Comparison
Release Passport vs Argo Rollouts and Flagger
Argo Rollouts and Flagger manage progressive delivery and traffic shifts. Release Passport decides whether a release should start, continue as canary, hold for missing evidence, or recommend rollback based on policy and runtime facts.
Argo Rollouts / Flagger
What the existing tool should keep doing.
It does not shift traffic or manage Kubernetes rollout objects.
It does not replace analysis templates, metric providers, or rollback commands.
It does not claim a canary eliminates production risk.
Release Passport
What Release Passport adds.
Pre-rollout evidence checks across artifact provenance, GitOps sync, runtime health, and rollback readiness.
A durable release-level decision record independent of any single rollout controller.
Customer-scoped connectors instead of broad cluster scans.
Clear operator reasons when a rollout should hold or roll back.
How to use them together.
Let Argo Rollouts or Flagger control traffic, analysis runs, and rollback mechanics.
Run Release Passport before the rollout starts and during watch windows when policy requires it.
Feed rollout status, analysis results, previous revision, metrics, and incident state into the passport.
Use ALLOW_WITH_CANARY when policy permits progressive rollout with explicit watch constraints.
Recommended release flow.
- 1CI renders manifests and records source SHA plus image digest.
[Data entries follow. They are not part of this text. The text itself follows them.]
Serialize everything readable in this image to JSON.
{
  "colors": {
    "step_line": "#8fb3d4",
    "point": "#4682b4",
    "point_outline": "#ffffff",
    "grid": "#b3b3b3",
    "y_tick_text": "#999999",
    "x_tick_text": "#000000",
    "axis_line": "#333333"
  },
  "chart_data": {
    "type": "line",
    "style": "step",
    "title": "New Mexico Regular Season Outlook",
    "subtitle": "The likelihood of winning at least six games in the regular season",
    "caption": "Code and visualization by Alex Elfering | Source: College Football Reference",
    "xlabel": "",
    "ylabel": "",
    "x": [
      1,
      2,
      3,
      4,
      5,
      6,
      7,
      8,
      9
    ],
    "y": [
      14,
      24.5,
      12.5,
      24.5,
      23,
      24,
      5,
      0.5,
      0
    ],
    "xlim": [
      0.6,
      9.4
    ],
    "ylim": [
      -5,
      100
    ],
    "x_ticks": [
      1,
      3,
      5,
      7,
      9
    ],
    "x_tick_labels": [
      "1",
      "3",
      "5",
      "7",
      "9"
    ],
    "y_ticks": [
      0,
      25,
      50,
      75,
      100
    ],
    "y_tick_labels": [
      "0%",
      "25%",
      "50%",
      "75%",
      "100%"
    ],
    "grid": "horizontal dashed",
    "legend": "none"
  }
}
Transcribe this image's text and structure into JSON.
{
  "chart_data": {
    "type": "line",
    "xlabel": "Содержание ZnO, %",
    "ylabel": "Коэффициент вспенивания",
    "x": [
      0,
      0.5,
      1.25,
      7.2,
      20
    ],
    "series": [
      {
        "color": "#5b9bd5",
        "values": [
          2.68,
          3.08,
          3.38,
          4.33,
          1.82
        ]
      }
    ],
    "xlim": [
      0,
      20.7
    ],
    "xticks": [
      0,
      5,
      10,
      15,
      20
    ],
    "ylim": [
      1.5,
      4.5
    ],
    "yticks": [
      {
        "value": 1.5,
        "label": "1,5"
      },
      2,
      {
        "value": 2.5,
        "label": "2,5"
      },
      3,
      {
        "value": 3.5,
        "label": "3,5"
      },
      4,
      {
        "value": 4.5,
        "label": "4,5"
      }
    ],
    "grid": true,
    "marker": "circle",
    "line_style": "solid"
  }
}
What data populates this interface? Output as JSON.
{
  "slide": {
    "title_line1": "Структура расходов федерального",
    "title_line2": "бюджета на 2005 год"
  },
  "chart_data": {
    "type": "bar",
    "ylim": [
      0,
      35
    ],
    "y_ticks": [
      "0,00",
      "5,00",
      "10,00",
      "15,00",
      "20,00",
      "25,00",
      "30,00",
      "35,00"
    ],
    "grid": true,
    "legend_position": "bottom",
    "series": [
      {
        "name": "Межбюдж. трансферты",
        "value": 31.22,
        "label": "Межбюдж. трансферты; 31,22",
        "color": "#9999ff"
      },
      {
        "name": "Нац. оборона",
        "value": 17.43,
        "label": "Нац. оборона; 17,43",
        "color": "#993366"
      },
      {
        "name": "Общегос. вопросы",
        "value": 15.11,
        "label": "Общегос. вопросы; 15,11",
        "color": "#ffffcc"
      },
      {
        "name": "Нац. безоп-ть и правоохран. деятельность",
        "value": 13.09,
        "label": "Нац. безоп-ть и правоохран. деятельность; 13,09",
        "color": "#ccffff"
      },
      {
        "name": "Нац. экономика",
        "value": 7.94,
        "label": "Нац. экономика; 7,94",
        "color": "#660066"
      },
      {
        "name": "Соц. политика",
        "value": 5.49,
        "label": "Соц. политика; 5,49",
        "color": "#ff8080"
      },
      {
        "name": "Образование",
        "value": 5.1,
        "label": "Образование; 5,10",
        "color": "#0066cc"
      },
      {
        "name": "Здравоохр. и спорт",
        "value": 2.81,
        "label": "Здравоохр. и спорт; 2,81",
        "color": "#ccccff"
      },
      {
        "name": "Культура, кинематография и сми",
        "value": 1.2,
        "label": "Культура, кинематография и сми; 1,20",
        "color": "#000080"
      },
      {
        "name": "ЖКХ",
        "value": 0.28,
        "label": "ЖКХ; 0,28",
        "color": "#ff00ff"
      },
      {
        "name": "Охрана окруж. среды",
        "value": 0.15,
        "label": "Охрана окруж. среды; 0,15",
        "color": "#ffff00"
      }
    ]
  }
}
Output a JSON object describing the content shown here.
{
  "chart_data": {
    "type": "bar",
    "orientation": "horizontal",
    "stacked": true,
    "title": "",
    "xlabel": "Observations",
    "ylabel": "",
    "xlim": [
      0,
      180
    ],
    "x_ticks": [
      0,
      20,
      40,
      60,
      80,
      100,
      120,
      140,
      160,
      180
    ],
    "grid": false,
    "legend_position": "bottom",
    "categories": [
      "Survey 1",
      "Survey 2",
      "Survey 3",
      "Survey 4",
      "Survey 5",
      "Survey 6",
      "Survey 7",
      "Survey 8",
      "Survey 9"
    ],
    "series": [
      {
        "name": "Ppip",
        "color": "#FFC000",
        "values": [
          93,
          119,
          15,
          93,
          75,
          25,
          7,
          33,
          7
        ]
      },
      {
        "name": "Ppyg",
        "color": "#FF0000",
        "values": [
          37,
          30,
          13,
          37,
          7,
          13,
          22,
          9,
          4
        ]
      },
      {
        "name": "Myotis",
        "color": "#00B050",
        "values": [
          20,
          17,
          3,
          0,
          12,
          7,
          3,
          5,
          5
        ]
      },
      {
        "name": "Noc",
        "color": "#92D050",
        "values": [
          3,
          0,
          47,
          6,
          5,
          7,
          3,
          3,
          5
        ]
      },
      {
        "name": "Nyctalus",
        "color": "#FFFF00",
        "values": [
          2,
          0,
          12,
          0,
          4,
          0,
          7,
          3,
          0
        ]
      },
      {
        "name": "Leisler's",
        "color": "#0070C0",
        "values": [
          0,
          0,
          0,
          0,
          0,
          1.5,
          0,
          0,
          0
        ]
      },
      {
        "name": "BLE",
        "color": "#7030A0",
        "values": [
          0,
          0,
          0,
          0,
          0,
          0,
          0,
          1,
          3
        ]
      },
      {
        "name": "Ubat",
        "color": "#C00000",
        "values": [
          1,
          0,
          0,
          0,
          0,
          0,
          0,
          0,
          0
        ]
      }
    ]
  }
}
- 2Release Passport checks readiness and returns ALLOW, ALLOW_WITH_CANARY, REQUIRE_APPROVAL, HOLD, BLOCK, or ROLLBACK_RECOMMENDED according to policy.
- 3Argo Rollouts or Flagger executes traffic progression.
- 4A follow-up gate records watch-window evidence and rollback recommendation if signals degrade.
Boundary check.
Customer installs run the self-hosted console, API, worker, CLI gate path, scoped connectors, RBAC, audit log, retention controls, signed artifacts, and provenance checks. Owner checkout, payment, license issuance, and package entitlement administration stay outside the customer runtime.